Saturday 26 March 2016

Executive Pay

To continue with more of "the employer class outlook that is beginning to pervade this blog", here is Merryn Somerset Webb having a go at excessive top management pay.

This isn’t just a UK problem (look to the US and you can find a long, long list of CEOs cleverly extracting $20m a year from the companies they have been appointed to run). But it is an increasingly serious problem for two reasons.
One, it is entirely unnecessary, and therefore wrong (it represents a pointless transfer of wealth from shareholders to managers). And two, because it looks bad......capitalism is amazing. But it only works as long as it keeps making us all better off and – crucially – is seen to be doing so. Stupidly high executive pay packets jeopardise both the reality and the perception of capitalism. That’s a very bad thing indeed."
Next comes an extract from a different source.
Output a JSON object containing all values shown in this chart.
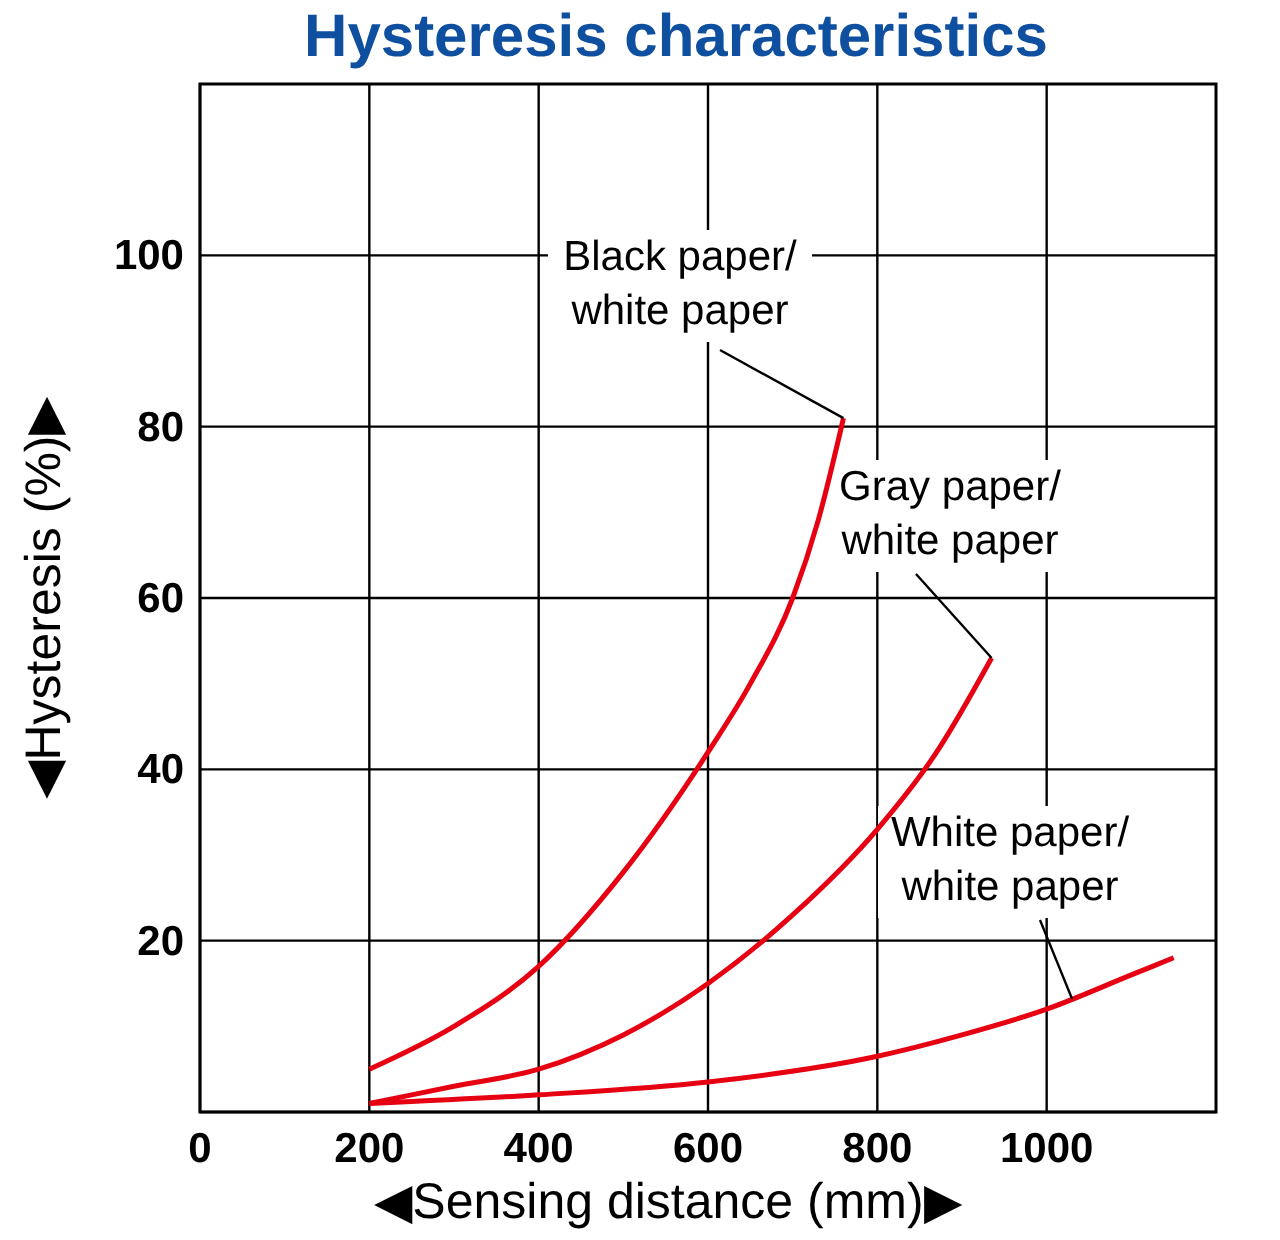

It could be said that it was inevitable that this would happen as control of companies passed from the owners to managers employed by each other on behalf of the owners and that it is the shareholders who the problem mainly affects who are the ones that have it in their power to put it right, however, in the comments, P Kralj points out:

Shareholders will vote against such pay if they are enfranchised. Most shareholders hold their investments through fund managers and it is the fund managers who vote. The beneficial owners of the shares are not permitted to vote. This is just the same system that the trade unions of old used before Thatcher. It is about time we stopped these commissars voting with our money. If only those with a beneficial interest in the shares were allowed to vote these vast salaries which are unearned and unjustified and are only permitted because of the power in the hands of those who earn them, would not exist.

So in reality something that looks like a necessary problem with capitalism, the better off getting richer at the expense of the worse-off, as railed against by Piketty et al, seems to be more of an unnecessary problem that a few small, but fundamantal changes will go a long way to put right. A bit like LVT, in fact.

5 comments:

Antisthenes said...

Piketty now there is an economist you need to avoid like the plague. He spouts total nonsense. As for executive pay and wealthy people. We do not rail against celebrities who are paid handsomely only because they afford us enormous pleasure personally producing nothing. So why do we rail against entrepreneurs and the like for being paid handsomely when they give us enormous please by the goods, services and jobs they provide for us. We owe them our standard of living even our poorest are better off than in any time in history. Oh and it allows us to pay to watch our favourite celebrities.

MikeW said...

Antist above,'So why do we rail against entrepreneurs' Nope.read again.It is about the 'managers' who take over after the entrepreueral stage.Lola, thanks I will read Piketty as soon as I can get it in paperback.

Antisthenes said...

Ooops sorry! If you want to read economists who know what they talking about try Mises and Hayek. Or the blogs on them Mises Daily and Cafe Hayek. You can't go wrong with Adam Smith either. Oh and also avoid Keynes he invented modern day boom and bust.

Mark Wadsworth said...

B, I've said many a time that a large part of the solution is end tax breaks for pension funds and other intermediaries. By default, more shares would be owned by small investors who are more likely to vote against these high salaries.

Bayard said...

Mark, definitely with you on that one. If the government wants to subsidise pensions, (still a bad idea, IMHO) the they should do this as they are paid out, not as they are paid in. OTOH they're not really trying to subsidise pensions, that's just the window dressing, the real idea is to subsidise the pensions industry.